This is a story about brand and ad strategy, about a man who ate 50 oranges a day, and how ignoring a small but fervent group of loyal consumers went horribly awry.
Thinking of playing it safe? Going after the broadest market? The biggest slice of the pie? The easy middle ground?
Fair enough, but heed this warning: playing it safe might not be as safe as you think. It might even be the worst decision your company will ever make.
Now that I’ve sent a few shivers down your spine, let me tell you a tale of a man who ate 50 oranges a day and yet, failed to understand a deep passion for orange juice. A man who ruined his career because of his perplexing ignorance of the world’s most beloved citrus fruit beverage.
Peter Arnell grew up in Brooklyn, New York in the 60s where he would start Arnell Group: an advertising and branding agency. His firm would represent big corporations like Reebok, Samsung, Chrysler and more. His agency was clearly a big success before the big events of this story unfolded.
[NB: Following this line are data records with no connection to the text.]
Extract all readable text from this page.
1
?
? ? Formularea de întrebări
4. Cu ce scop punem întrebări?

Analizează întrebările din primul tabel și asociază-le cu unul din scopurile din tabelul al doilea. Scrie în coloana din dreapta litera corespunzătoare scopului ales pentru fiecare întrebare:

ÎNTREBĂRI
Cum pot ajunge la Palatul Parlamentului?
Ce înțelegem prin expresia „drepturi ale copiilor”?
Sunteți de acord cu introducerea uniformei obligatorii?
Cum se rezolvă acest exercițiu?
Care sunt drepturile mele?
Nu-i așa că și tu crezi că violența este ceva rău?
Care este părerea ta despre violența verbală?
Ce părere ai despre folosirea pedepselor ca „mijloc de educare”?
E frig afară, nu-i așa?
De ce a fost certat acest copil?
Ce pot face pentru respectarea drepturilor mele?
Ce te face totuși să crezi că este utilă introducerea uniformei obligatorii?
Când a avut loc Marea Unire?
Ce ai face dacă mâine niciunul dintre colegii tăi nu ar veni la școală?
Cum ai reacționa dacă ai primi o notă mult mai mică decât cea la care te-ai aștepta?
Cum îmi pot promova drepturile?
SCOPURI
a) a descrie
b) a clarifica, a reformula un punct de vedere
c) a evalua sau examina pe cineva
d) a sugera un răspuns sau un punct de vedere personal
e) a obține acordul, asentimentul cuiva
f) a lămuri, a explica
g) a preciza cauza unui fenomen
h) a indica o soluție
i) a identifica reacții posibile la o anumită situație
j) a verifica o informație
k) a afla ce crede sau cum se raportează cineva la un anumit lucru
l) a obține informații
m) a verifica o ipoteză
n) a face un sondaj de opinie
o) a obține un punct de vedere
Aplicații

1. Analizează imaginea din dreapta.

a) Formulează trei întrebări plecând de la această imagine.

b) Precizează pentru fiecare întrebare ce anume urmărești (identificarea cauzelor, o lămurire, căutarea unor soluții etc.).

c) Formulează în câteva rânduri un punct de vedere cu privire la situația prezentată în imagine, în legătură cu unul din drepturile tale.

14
You may think it cruel to draw attention to a man’s failure, but how about a little character assassination to make you feel a little more comfortable with it? Peter had a reputation as being a nightmare boss. He was cruel, abusive (both verbally and physically) and was even sued by four women in 1996 for his terrible behaviour toward them. Feel better now about picking on Peter? I thought so.
Peter grew obese over the years reaching north of 400 lbs. He eventually became concerned that he would not be able to see his kids grow up given the poor state of his health.
That’s when he decided to lose over 250 lbs maintaining a strict diet. He had his favourite restaurants prepare special meals but ended up making oranges the central part of his diet.
He ate between 20-50 oranges in a day and achieved his goal weight of 150 lbs in less than 30 months. Peter’s weight loss coincided with his agencies biggest project ever: rebranding PepsiCo.
A man named Massimo D’Amore, a rising star at Pepsi’s International operations, (and the other soon-to-be disgraced person in this story) hired Arnell’s team, believing that Peter was the right genius to rebrand all of PepsiCo’s beverages, including Tropicana, America’s number one orange juice brand.
Massimo’s message to the rest of PepsiCo was get on board with Arnell’s new branding or get out. Many execs left given the ultimatum and PepsiCo’s rebranding was left largely in Peter’s orange stained hands.
The Pepsi logo was changed to look like the old logo rotated a bit and the white line thickened in the middle.
The Tropicana design was changed from an orange with straw to a glass of orange juice. An orange shaped cap you had to squeeze to open was added to the package as well.
The redesign was a triumph, if the goal was to anger consumers and drop sales by 20% within a month.
A few months after the rebranding debut, PepsiCo decided to scrap the design. A design that cost the company millions of dollars was thrown out. The whole debacle was an embarrassment the size of Coke’s reformulated cola blunder in 1985.
How did it all go wrong? Arnell and D’Amore did their market research. Test subjects largely approved of the design, but what did the passionate minority think?
A small percentage of test subjects, devout Tropicana fans, hated the new design. The removal of the orange and straw was a betrayal. It made Tropicana look like low-grade orange juice from concentrate, not the 100% orange juice they loved and respected.
Peter, a man whose passion for oranges was unmatched, failed to see the passion Tropicana drinkers felt for their orange with a straw.
Focusing on the masses, Peter and Massimo forgot to account for the passionate and loyal consumers who have the power to determine the fate of a product. The data was there in the study they conducted, they just chose to ignore it.
Peter Arnell was fired from the agency he started and Massimo D’Amore retired a couple years later having left PepsiCo worse off than when he took on his larger role. It is safe to say that both individuals left the field in some level of disgrace.
So what’s the lesson to be learned here? Oranges are great diet food and you should always check in with your passionate, loyal consumer when changing a product in any way. The whims of consumers at large may seem like a safe bet, but those passionate few are always there to remind you that safe is anything but.